13. The system of claim 9, wherein the recommendation data for each prediction includes a prediction explanation, and the consolidated prediction includes a consolidated prediction explanation.
14. The system of claim 9, wherein the prediction for each source entity includes a weight, and wherein the determining a consolidated prediction is further based on the weights of the predictions for each source entity.
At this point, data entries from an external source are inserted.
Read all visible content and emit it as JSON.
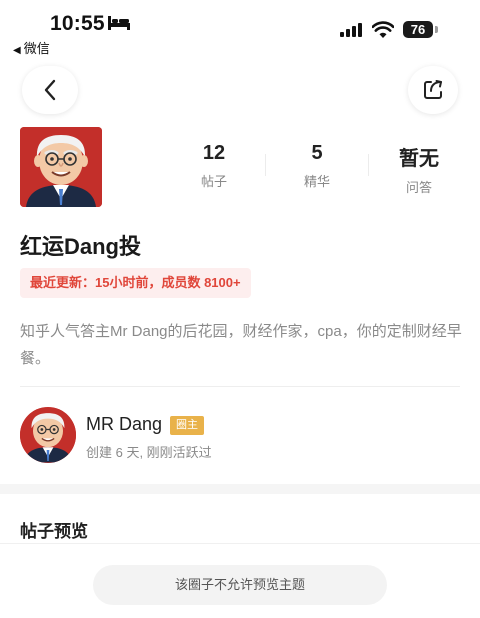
{
  "status_bar": {
    "time": "10:55",
    "back_app": "微信",
    "battery": "76"
  },
  "circle": {
    "name": "红运Dang投",
    "update_badge": "最近更新：15小时前，成员数 8100+",
    "description": "知乎人气答主Mr Dang的后花园，财经作家，cpa，你的定制财经早餐。"
  },
  "stats": [
    {
      "value": "12",
      "label": "帖子"
    },
    {
      "value": "5",
      "label": "精华"
    },
    {
      "value": "暂无",
      "label": "问答"
    }
  ],
  "owner": {
    "name": "MR Dang",
    "tag": "圈主",
    "meta": "创建 6 天, 刚刚活跃过"
  },
  "posts_section": {
    "title": "帖子预览",
    "notice": "该圈子不允许预览主题"
  },
  "colors": {
    "accent_red": "#e0463a",
    "badge_bg": "#fdeeee",
    "owner_tag": "#e9b24a",
    "avatar_bg": "#c32f2a"
  },
  "icons": [
    "bed-icon",
    "signal-icon",
    "wifi-icon",
    "battery-icon",
    "back-arrow-icon",
    "share-icon"
  ]
}
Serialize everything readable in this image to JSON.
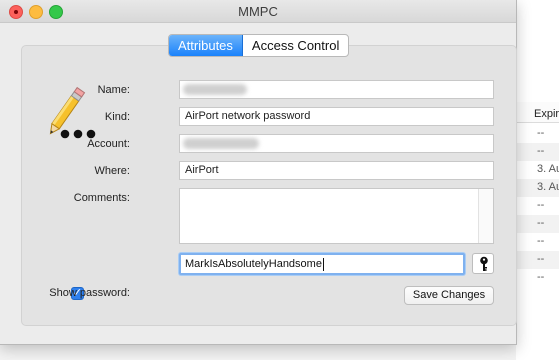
{
  "window": {
    "title": "MMPC"
  },
  "tabs": [
    {
      "label": "Attributes",
      "active": true
    },
    {
      "label": "Access Control",
      "active": false
    }
  ],
  "fields": {
    "name": {
      "label": "Name:",
      "value": ""
    },
    "kind": {
      "label": "Kind:",
      "value": "AirPort network password"
    },
    "account": {
      "label": "Account:",
      "value": ""
    },
    "where": {
      "label": "Where:",
      "value": "AirPort"
    },
    "comments": {
      "label": "Comments:",
      "value": ""
    }
  },
  "show_password": {
    "label": "Show password:",
    "checked": true,
    "value": "MarkIsAbsolutelyHandsome"
  },
  "buttons": {
    "save": "Save Changes"
  },
  "background_list": {
    "header": "Expir",
    "rows": [
      "--",
      "--",
      "3. Au",
      "3. Au",
      "--",
      "--",
      "--",
      "--",
      "--"
    ]
  },
  "colors": {
    "accent": "#1a82fb",
    "close": "#fc605b",
    "minimize": "#fdbc40",
    "zoom": "#34c84a"
  }
}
15. A tangible, non-transitory computer-readable medium having instructions thereon which, upon being executed by one or more processors, alone or in combination, provide for execution of the following steps:
receiving a knowledge graph including a plurality of source entities, a plurality of target entities and a plurality of attribute entities, wherein each source entity is linked to one or more of the plurality of attribute entities, and each target entity is linked to one or more of the plurality of attribute entities;
determining, using a trained prediction learning model, a prediction for each source entity based on the knowledge graph, the trained prediction model having been trained using prediction training data including historical data, wherein the prediction for each source includes recommendation data identifying one or multiple target entities; and
determining, using a trained consolidation learning model, a consolidated prediction for the plurality of source entities based on the prediction for each source entity, the trained consolidation learning model having been trained using consolidation training data including the historical data and the recommendation data, wherein the consolidated prediction identifies a target entity that maximizes a joint probability of the plurality of source entities.